Metadata-like values deserve special attention:

  • a metadata input carries the metadata object itself
  • a metadata-column parameter selects one column from that metadata

That is why some actions appear to need both a metadata connection and a separate column choice.

Parameter predicates still matter

Type checking is not only for edges. Adagio also validates parameter values against the action’s declared type metadata.

Examples:

  • numeric parameters can have ranges
  • string parameters can have enumerated choices
  • list parameters require at least one valid value

Fast troubleshooting

If a connection does not work:

  1. Select the source or destination port.
  2. Read the type shown in the inspector.
  3. Compare the two type strings.
  4. Use the port-scoped action tray to find compatible next steps.

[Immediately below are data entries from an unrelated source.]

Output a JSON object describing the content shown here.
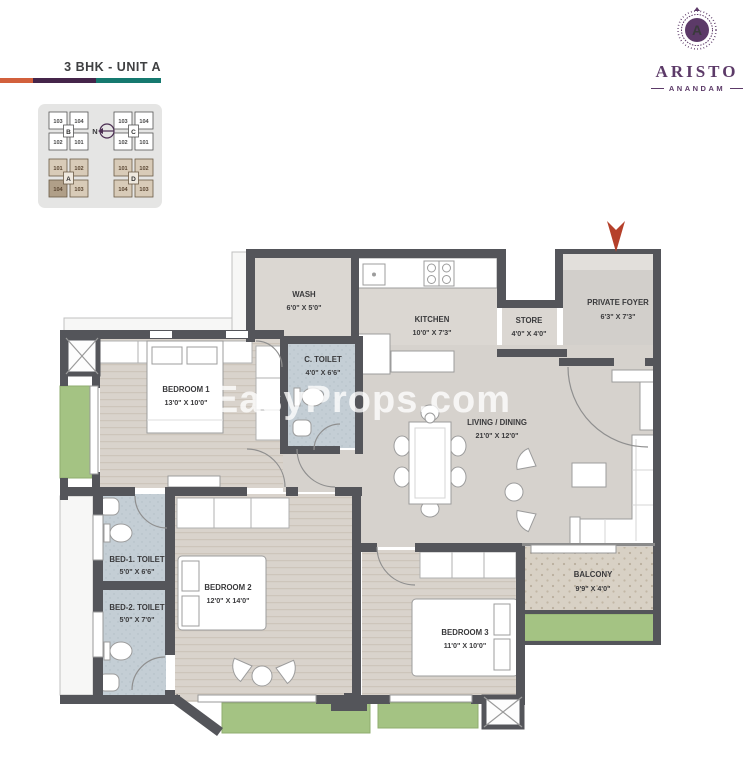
{
  "header": {
    "title": "3 BHK - UNIT A",
    "bar_colors": [
      "#d2603c",
      "#45254a",
      "#15796f"
    ],
    "logo": {
      "brand": "ARISTO",
      "sub": "ANANDAM",
      "monogram": "A",
      "accent": "#5c3a68"
    }
  },
  "key_plan": {
    "north_label": "N",
    "blocks": [
      {
        "letter": "B",
        "style": "white",
        "units": [
          "103",
          "104",
          "102",
          "101"
        ]
      },
      {
        "letter": "C",
        "style": "white",
        "units": [
          "103",
          "104",
          "102",
          "101"
        ]
      },
      {
        "letter": "A",
        "style": "tan",
        "units": [
          "101",
          "102",
          "104",
          "103"
        ],
        "highlighted_unit": "104"
      },
      {
        "letter": "D",
        "style": "tan",
        "units": [
          "101",
          "102",
          "104",
          "103"
        ]
      }
    ]
  },
  "entry": {
    "marker_color": "#b5402a"
  },
  "watermark": "EasyProps.com",
  "rooms": {
    "wash": {
      "name": "WASH",
      "dims": "6'0\" X 5'0\""
    },
    "kitchen": {
      "name": "KITCHEN",
      "dims": "10'0\" X 7'3\""
    },
    "store": {
      "name": "STORE",
      "dims": "4'0\" X 4'0\""
    },
    "private_foyer": {
      "name": "PRIVATE FOYER",
      "dims": "6'3\" X 7'3\""
    },
    "c_toilet": {
      "name": "C. TOILET",
      "dims": "4'0\" X 6'6\""
    },
    "bedroom1": {
      "name": "BEDROOM 1",
      "dims": "13'0\" X 10'0\""
    },
    "living_dining": {
      "name": "LIVING / DINING",
      "dims": "21'0\" X 12'0\""
    },
    "bed1_toilet": {
      "name": "BED-1. TOILET",
      "dims": "5'0\" X 6'6\""
    },
    "bed2_toilet": {
      "name": "BED-2. TOILET",
      "dims": "5'0\" X 7'0\""
    },
    "bedroom2": {
      "name": "BEDROOM 2",
      "dims": "12'0\" X 14'0\""
    },
    "bedroom3": {
      "name": "BEDROOM 3",
      "dims": "11'0\" X 10'0\""
    },
    "balcony": {
      "name": "BALCONY",
      "dims": "9'9\" X 4'0\""
    }
  }
}
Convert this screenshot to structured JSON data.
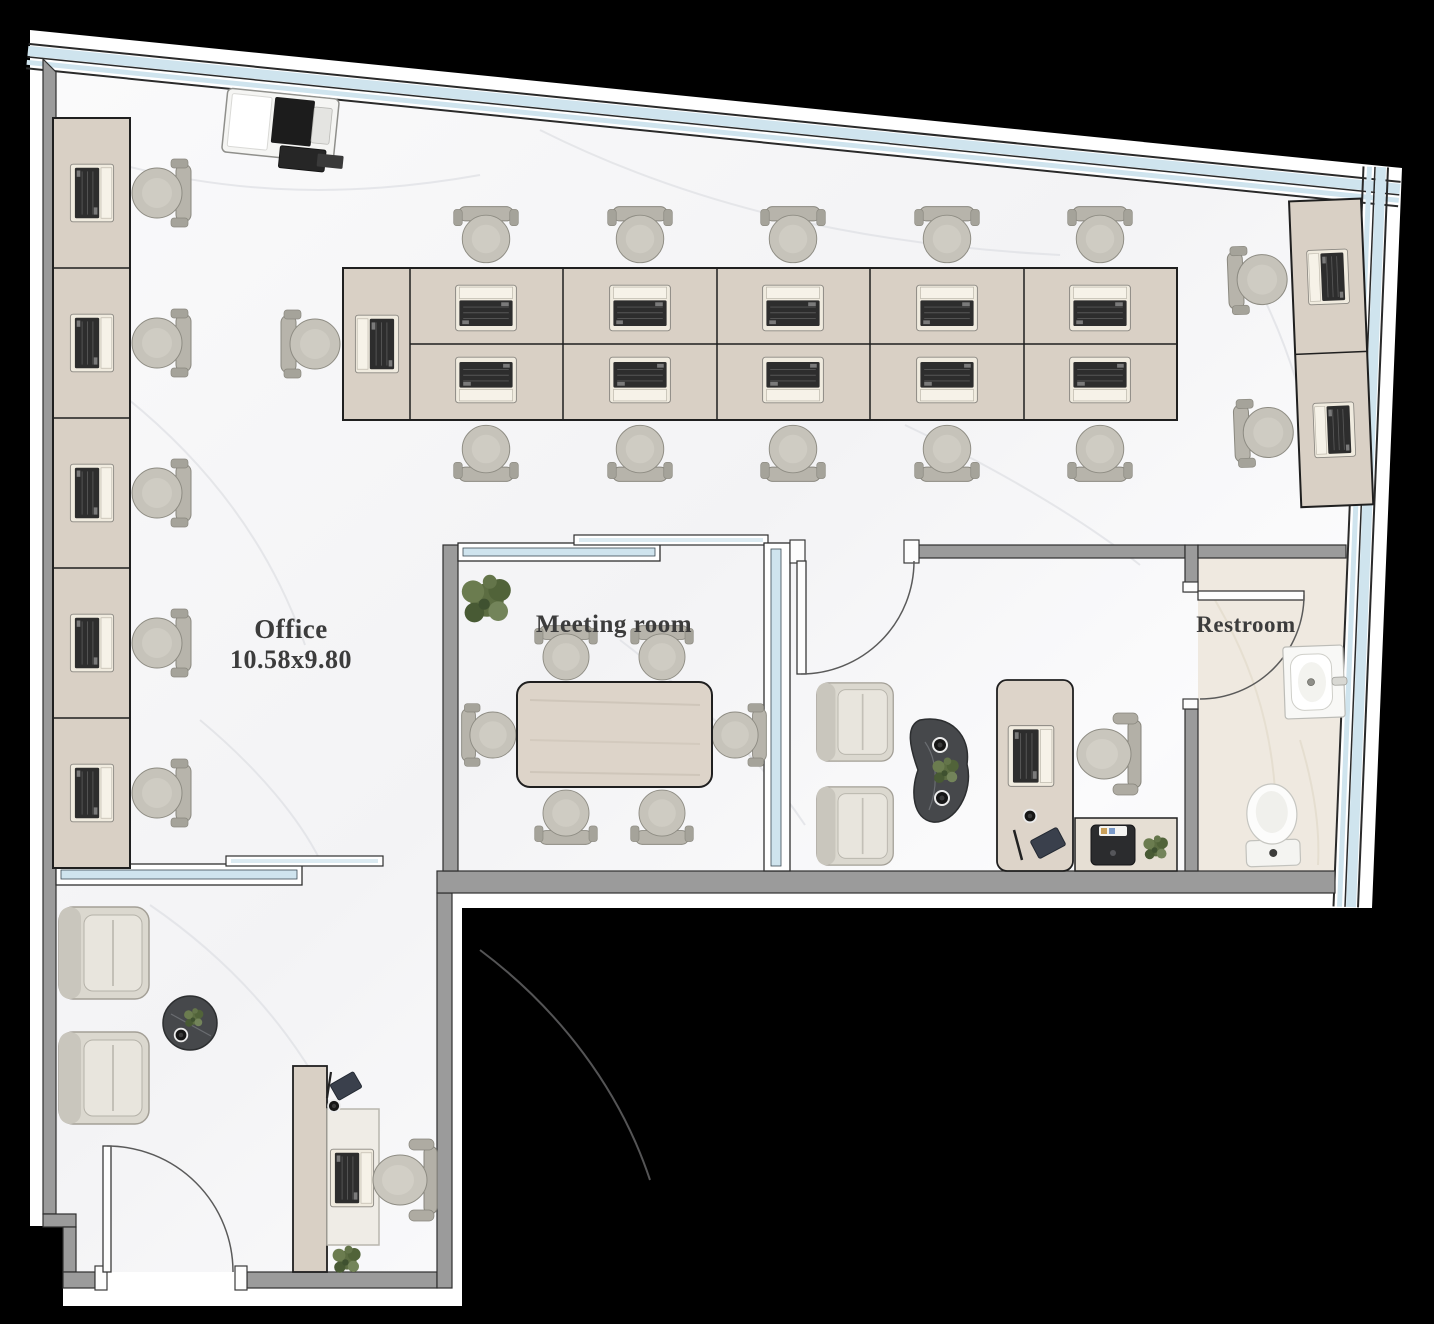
{
  "rooms": [
    {
      "id": "office",
      "label": "Office",
      "dimensions": "10.58x9.80"
    },
    {
      "id": "meeting_room",
      "label": "Meeting room"
    },
    {
      "id": "restroom",
      "label": "Restroom"
    }
  ],
  "palette": {
    "background": "#000000",
    "outer_wall_band": "#ffffff",
    "interior_wall_gray": "#9b9b9b",
    "window_glass_blue": "#cfe4ee",
    "floor_marble": "#f7f7f8",
    "restroom_floor": "#efe9e0",
    "wood_furniture": "#d9d0c5",
    "chair_gray": "#c6c3ba",
    "laptop_keyboard_dark": "#2d2d2d",
    "coffee_table_dark": "#46484b",
    "plant_green": "#5c6d42",
    "label_text": "#3c3c3c"
  },
  "furniture_icons": {
    "workstation_desk": "wood rectangle",
    "task_chair": "round seat with back bar",
    "laptop": "light base with dark keyboard",
    "armchair": "square lounge chair",
    "executive_chair": "seat with curved back",
    "meeting_table": "rounded wood rectangle",
    "coffee_table": "dark stone blob",
    "plant": "green leaf cluster",
    "copier": "white body with dark tray",
    "printer": "dark box with paper",
    "toilet": "oval bowl with tank",
    "sink": "white counter with basin",
    "door": "leaf with quarter-circle swing arc",
    "window_band": "double blue glazing line"
  }
}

If no action appears for a selected input port, there is currently no visible plugin action that can produce that input type.

Practical guidance

  • Keep a mental model of artifact families such as FeatureTable, FeatureData, SampleData, and Phylogeny.
  • Promote an input when the data should come from the runner instead of another node.
  • Do not expect Adagio to insert hidden conversion steps. If a conversion is needed, add the explicit action that performs it.